There are four-letter words you should never use in business. They’re not fuck or shit. They’re need, must, can’t, easy, just, only and fast. These words gets in the way of healthy communication.
You’ll probably say that you’re familiar with answers to such questions. But here’s the million-dollar question: do you apply what you know on a daily basis? Sometimes we just need some advice from those who have succeeded in order to take the next step or to make the right decision.
If you are trying to decide among a few people to fill a position hire the best writer. It doesn’t matter if the person is marketer, salesperson, designer, programmer, or whatever, their writing skills will pay off. That’s because being a good writer is about more than writing clear writing. Clear writing is a sign of clear thinking. (…) Writing is today’s currency for good ideas.
REWORK is the book that comes to your moral support whether you are an enthusiastic or bored employee, you have a small or a large business, you want to fulfill old dreams or have new ones. The smaller your business is, the higher the importance of the advice. When you are at the beginning of your activity, you gather experience; any advice about the steps you should or should not take is more than brilliant. If you apply it, of course!
Working more doesn’t mean you care more or get more done. It just means you work more.
REWORK tells you to do something, to take the first step and everything else will come along. It tells you to keep it simple, not to waste time on small things that don’t lead to anything good. This book tells you to be yourself, to be honest and open with those around you, with your employees or customers.
REWORK says a lot. I mostly liked those pieces of advice that seemed to be the opposite of reality. How to work less than the competition? What do you mean by “you do not do meetings”? How can CVs be absurd? Yet, there are truths that we don’t take into account until they hit us.
When you think about it, the true cost of meetings is staggering. Let’s say you’re going to schedule a meeting that lasts one hour, and you invite ten people to attend. That’s actually a ten-hour meeting, not a one-hour meeting. You’re trading ten hours of productivity for one hour of meeting time.
And no, meetings are not always useless. It’s about those people who like to hear themselves talking and talking, and then want things to be solved as soon as possible like… yesterday!
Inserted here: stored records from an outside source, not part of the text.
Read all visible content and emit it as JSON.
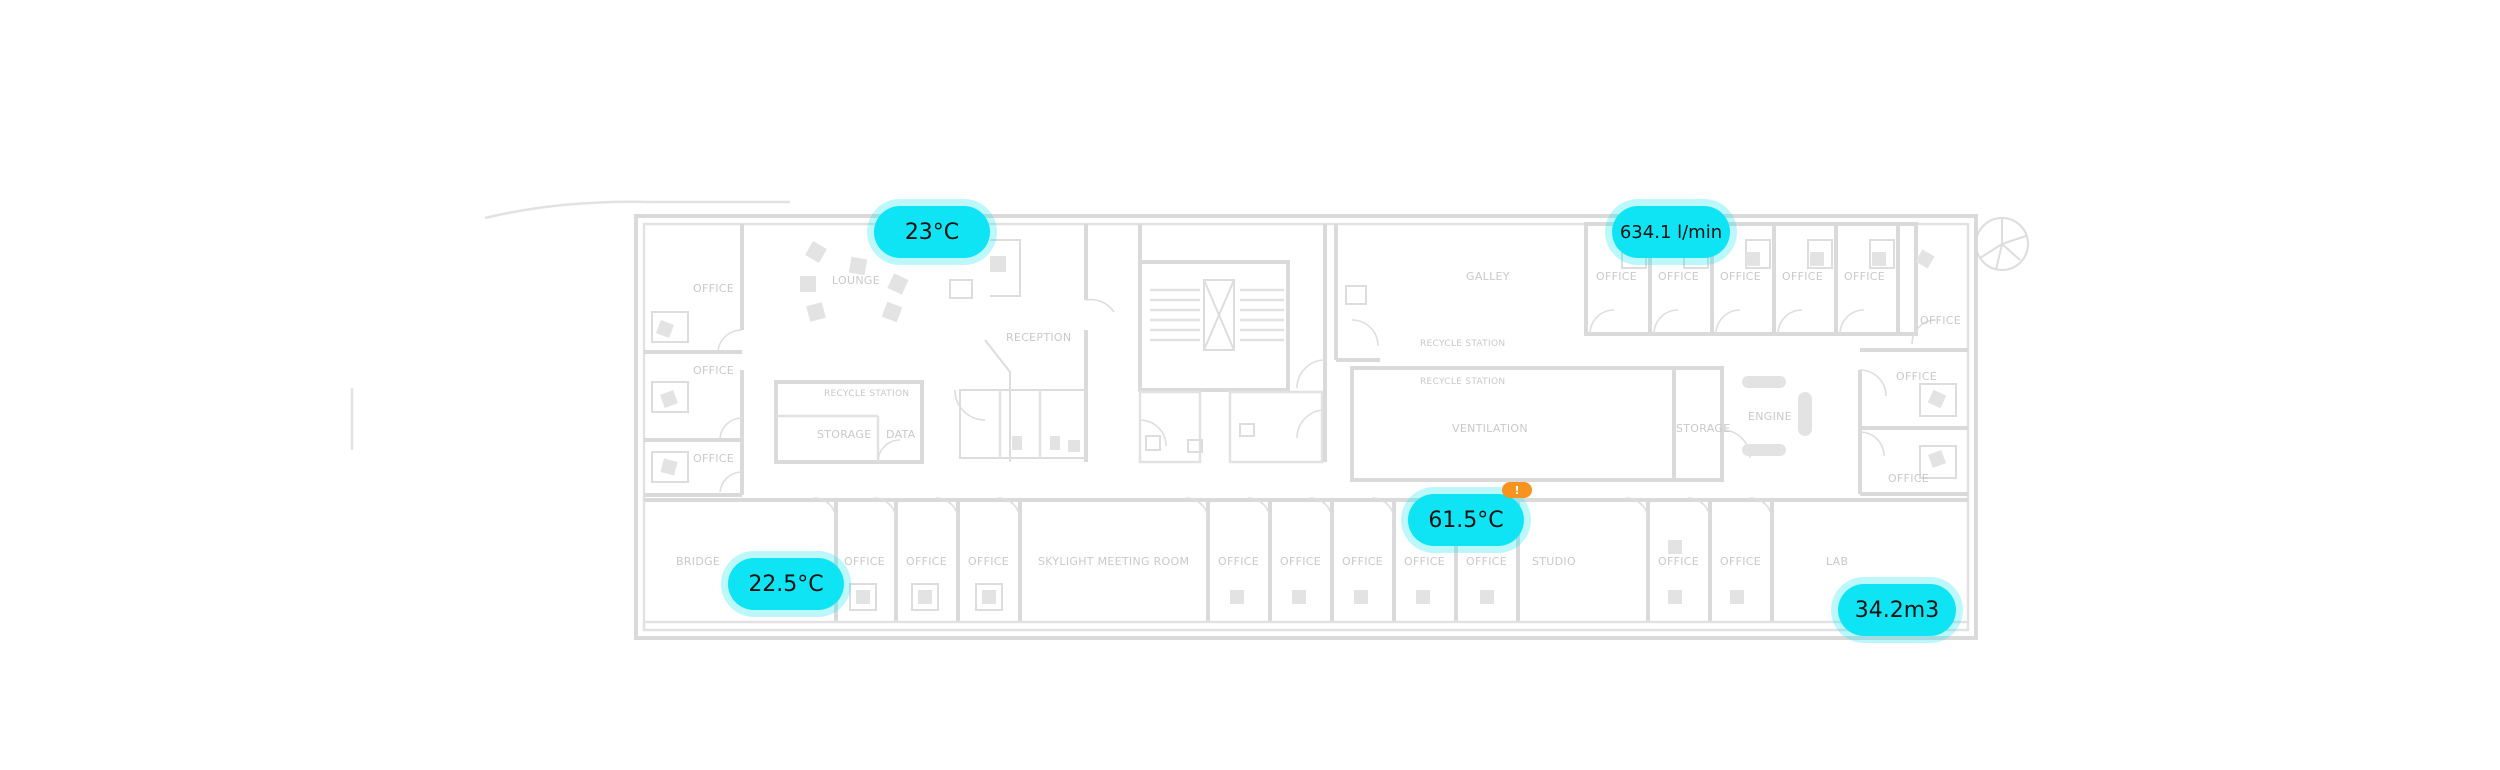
{
  "colors": {
    "sensor_bg": "#0fe4f4",
    "alert": "#f7931e",
    "walls": "#dadada"
  },
  "rooms": {
    "office": "OFFICE",
    "lounge": "LOUNGE",
    "reception": "RECEPTION",
    "recycle_station": "RECYCLE STATION",
    "storage": "STORAGE",
    "data": "DATA",
    "galley": "GALLEY",
    "ventilation": "VENTILATION",
    "engine": "ENGINE",
    "bridge": "BRIDGE",
    "skylight": "SKYLIGHT MEETING ROOM",
    "studio": "STUDIO",
    "lab": "LAB"
  },
  "sensors": [
    {
      "id": "lounge",
      "value": "23°C"
    },
    {
      "id": "galley-offices",
      "value": "634.1 l/min"
    },
    {
      "id": "ventilation",
      "value": "61.5°C",
      "alert": "!"
    },
    {
      "id": "bridge",
      "value": "22.5°C"
    },
    {
      "id": "lab",
      "value": "34.2m3"
    }
  ]
}
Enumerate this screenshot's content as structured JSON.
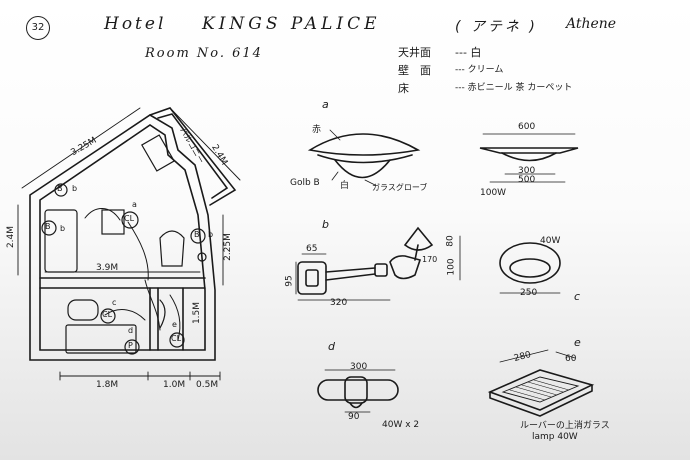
{
  "header": {
    "page_number": "32",
    "hotel_word": "Hotel",
    "hotel_name": "KINGS PALICE",
    "city_jp": "( アテネ )",
    "city": "Athene",
    "room": "Room No. 614"
  },
  "specs": [
    {
      "label": "天井面",
      "value": "--- 白"
    },
    {
      "label": "壁　面",
      "value": "--- クリーム"
    },
    {
      "label": "床",
      "value": "--- 赤ビニール 茶 カーペット"
    }
  ],
  "plan": {
    "dim_top": "3.25M",
    "dim_right_top": "2.4M",
    "dim_left": "2.4M",
    "dim_right": "2.25M",
    "dim_mid": "3.9M",
    "dim_bottom_1": "1.8M",
    "dim_bottom_2": "1.0M",
    "dim_bottom_3": "0.5M",
    "dim_15": "1.5M",
    "balcony": "バルコニー",
    "fixtures": [
      {
        "code": "B",
        "sub": "b"
      },
      {
        "code": "B",
        "sub": "b"
      },
      {
        "code": "CL",
        "sub": "a"
      },
      {
        "code": "B",
        "sub": "b"
      },
      {
        "code": "CL",
        "sub": "c"
      },
      {
        "code": "CL",
        "sub": "e"
      },
      {
        "code": "P",
        "sub": "d"
      }
    ]
  },
  "fixture_a": {
    "letter": "a",
    "label_red": "赤",
    "label_gold": "Golb B",
    "label_white": "白",
    "label_glass": "ガラスグローブ",
    "dim_top": "600",
    "dim_mid": "300",
    "dim_bottom": "500",
    "watt": "100W"
  },
  "fixture_b": {
    "letter": "b",
    "dim_65": "65",
    "dim_170": "170",
    "dim_80": "80",
    "dim_100": "100",
    "dim_95": "95",
    "dim_320": "320"
  },
  "fixture_c": {
    "letter": "c",
    "watt": "40W",
    "dim": "250"
  },
  "fixture_d": {
    "letter": "d",
    "dim_top": "300",
    "dim_bottom": "90",
    "watt": "40W x 2"
  },
  "fixture_e": {
    "letter": "e",
    "dim_280": "280",
    "dim_60": "60",
    "note": "ルーバーの上消ガラス",
    "lamp": "lamp 40W"
  }
}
How can a person solve their tasks when they spend most of their time in endless meetings?
Most of what is written in this book should be glued to the front door of any company. Both managers and employees should read those lines again and again, until they stick to their retina and enter the daily routine. Keep things simple, ignore reality, follow your dreams, do less – yet more, say ‘no’ more often, do not treat your employees like children, and, very importantly, sleep more. The more tired you are because of doing overtime to solve more tasks, the more time you lose.
I recommend every page of this book. There are things we already know, but we need others to remind us of them. At least once in a while!